Afrad I know little about this site really, and nothing at all comes up on Google. As far as I know it started life as a farmhouse, owning much local land, and was then converted to a boatbuilders yard and workshop due to its closeness to the river. It is pretty much my next door neighbour, and I believe it was abandoned shortly before I lived near it, about 15 years ago.

It is next to a sewage treatment works, the smell of which aparently drove the owners away! The local water company bought the house after no-one else would, and it has been empty ever since. Having been the venue for many a chav party it has been heavily bricked up, but the sheds next door remain open.

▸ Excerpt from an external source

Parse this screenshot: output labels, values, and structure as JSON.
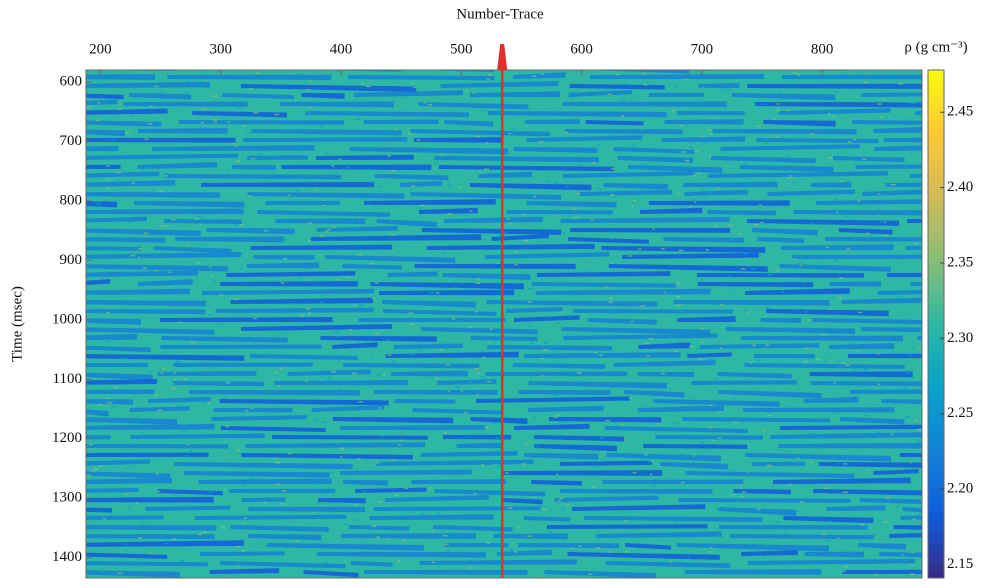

Not the most interesting explore, I know, but seemed a good place to first use my new DSLR. I think I've added a few effects, so please let me know all I have done wrong! 

The pics..
















The inevitable 'no pigs'! 





Bricked the day before for the hundreth time - chavs round here actually do carry sledgehammers!!!!!





Lead windows, most of which have been stolen





Very well hidden from the road





Couple of these in the back garden, looking suspiciously like gravestones 















I think I was trying to be artistic!!! 





High contrast!

Thanks for looking......

-RR


----------



## warcorrespondent (Feb 6, 2011)

*gravestones?*

Thanks for showing us these - perhaps they were pet grave markers? Did you get a look at them?


----------



## rectory-rat (Feb 6, 2011)

warcorrespondent said:


> Perhaps they were pet grave markers? Did you get a look at them?



Didn't really get that good a look, thanks to all the ivy over them, but they look professionally shaped, rather than just a lump of stone. Most likely to be pet markers I suppose, I can hardly imagine there's ever been a graveyard there! 

Thanks

-RR


----------